そんな頼もしい光景を見て感じたのは、観客たちの存在はライブに必要不可欠であるということである。筆者がコロナ後に生のライブを観るのはこの日が初めてで、実に半年ぶりだった。会場に向かうまでの不安と期待の入り混じった気持ちは、きっと他の観客たちと同じだっただろう。最寄り駅に着いてまず目に入ったのは、バンドTシャツを着てクロックスを履き、肩からタオルを括りつけたポシェットをかけたファンだった。まさにライブの定番コーディネートに身を包み、豪雨をものともせず(この日は開場直前にゲリラ豪雨に見舞われたが、その後ライブの成功を予感させるように大きな虹がかかった)、ワクワクした足取りで会場に向かう姿には懐かしさを覚え、思わず胸が熱くなった。ライブがスタートして一番に感動を覚えたのも、ステージと観客たちの後ろ姿が重なって見えるという、以前なら当たり前の光景だった。ステージから煽られると、拳を振り上げて応える。高速のビートが始まると、まさに水を得た魚のように髪を振り乱して暴れ狂う。ギターソロでは、両手を目いっぱいに広げて全身で愛を表現する。そんな愛おしい観客たちの視線の先には、キラキラと輝くメンバーがいる。この空間こそが生のライブの醍醐味であり、配信ライブとは全くの別物なのだということに改めて気づかされた。
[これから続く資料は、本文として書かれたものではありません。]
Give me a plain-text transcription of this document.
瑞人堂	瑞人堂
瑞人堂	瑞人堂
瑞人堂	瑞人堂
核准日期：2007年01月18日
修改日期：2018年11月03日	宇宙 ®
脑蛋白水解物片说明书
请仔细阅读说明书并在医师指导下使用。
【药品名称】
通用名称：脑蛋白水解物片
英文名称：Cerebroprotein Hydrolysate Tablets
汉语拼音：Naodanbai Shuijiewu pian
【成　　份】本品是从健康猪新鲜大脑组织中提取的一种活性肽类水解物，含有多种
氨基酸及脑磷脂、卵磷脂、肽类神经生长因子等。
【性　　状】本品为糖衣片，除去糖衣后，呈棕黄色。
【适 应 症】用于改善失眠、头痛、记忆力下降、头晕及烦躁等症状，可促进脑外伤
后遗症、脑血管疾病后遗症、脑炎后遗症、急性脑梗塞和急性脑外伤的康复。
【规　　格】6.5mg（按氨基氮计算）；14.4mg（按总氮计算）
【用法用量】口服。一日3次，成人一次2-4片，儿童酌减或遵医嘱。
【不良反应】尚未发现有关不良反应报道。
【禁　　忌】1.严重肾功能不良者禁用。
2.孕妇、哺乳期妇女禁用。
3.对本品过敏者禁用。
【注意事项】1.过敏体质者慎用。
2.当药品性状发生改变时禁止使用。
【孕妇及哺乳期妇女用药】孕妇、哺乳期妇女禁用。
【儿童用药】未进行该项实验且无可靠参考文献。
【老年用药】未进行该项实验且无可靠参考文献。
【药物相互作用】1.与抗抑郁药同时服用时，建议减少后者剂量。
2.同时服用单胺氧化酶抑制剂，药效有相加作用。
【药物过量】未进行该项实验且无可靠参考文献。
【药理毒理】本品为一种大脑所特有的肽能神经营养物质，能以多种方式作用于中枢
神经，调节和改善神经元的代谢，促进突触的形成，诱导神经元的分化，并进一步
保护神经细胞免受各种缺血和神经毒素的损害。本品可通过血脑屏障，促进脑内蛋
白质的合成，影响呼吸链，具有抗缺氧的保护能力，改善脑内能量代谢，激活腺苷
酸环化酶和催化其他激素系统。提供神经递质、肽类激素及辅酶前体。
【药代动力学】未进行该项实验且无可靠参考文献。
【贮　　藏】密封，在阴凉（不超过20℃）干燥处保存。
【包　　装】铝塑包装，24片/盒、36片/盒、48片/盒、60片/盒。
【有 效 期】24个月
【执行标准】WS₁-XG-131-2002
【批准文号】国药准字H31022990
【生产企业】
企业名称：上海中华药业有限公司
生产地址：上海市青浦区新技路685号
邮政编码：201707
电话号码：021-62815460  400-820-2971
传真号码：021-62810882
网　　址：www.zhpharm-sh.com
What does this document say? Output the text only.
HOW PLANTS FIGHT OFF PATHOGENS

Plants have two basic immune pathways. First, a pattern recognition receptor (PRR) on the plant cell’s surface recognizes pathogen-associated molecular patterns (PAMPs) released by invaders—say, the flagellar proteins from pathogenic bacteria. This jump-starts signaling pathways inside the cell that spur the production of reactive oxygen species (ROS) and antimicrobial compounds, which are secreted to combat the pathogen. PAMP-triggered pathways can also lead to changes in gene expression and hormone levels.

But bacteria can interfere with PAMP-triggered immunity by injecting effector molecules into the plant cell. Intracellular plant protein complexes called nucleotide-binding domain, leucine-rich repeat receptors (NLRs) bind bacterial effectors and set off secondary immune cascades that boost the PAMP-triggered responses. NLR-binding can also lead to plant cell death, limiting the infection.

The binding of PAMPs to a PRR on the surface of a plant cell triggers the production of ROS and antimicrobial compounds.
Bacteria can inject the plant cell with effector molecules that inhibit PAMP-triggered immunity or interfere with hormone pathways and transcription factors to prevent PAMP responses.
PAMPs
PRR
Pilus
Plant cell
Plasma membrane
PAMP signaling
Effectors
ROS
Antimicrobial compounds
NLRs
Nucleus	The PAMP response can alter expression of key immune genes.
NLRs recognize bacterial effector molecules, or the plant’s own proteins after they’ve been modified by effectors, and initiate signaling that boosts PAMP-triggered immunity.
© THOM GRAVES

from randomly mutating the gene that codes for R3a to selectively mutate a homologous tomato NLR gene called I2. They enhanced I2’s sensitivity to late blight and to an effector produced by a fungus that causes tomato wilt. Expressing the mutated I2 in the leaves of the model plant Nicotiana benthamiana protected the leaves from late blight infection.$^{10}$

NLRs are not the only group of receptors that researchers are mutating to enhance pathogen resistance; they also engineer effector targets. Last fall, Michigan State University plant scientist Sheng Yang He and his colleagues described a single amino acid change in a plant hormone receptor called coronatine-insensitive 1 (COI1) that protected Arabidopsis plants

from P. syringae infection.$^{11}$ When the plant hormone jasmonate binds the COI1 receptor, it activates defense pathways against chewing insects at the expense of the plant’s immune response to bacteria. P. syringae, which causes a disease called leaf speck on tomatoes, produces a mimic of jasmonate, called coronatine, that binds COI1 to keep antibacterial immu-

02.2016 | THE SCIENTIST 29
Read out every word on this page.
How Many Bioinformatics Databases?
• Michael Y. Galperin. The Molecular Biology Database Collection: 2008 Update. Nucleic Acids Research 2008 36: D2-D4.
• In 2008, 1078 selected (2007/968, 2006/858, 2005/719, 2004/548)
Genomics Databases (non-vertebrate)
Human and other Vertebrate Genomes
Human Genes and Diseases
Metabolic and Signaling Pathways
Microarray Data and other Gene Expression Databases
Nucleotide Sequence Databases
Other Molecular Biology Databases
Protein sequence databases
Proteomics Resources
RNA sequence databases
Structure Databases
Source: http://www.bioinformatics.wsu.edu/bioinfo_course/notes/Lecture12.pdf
ライブ中盤に披露された「Inner Light」の演奏中にも、有観客ライブの良さを実感する瞬間があった。心に染みわたるようなエモーショナルなメロディが特徴のこの曲は、ボーカルの緑川が感情をぶつけるように歌う。観客たちは声を出せない代わりに拳を振り上げることで受け止め、自身の感情を高めていく。すると突如、緑川がステージセットによじ登り、勢いよく飛び降りるという驚きのパフォーマンスを見せた。これについて本人は後のMCで「抑えきれなくなって登った」と、溢れだした衝動の表れであったことを語った。あの瞬間、まさに音楽でフロアとステージが通じ合い、互いの熱の高ぶりが相乗効果を生み出していたのだろう。そんな風に、目に見えず、理屈でも説明できない感覚をステージ上のアーティストと共有できる神聖な瞬間も、生のライブにしかない楽しみの一つなのだと思い出させてくれた。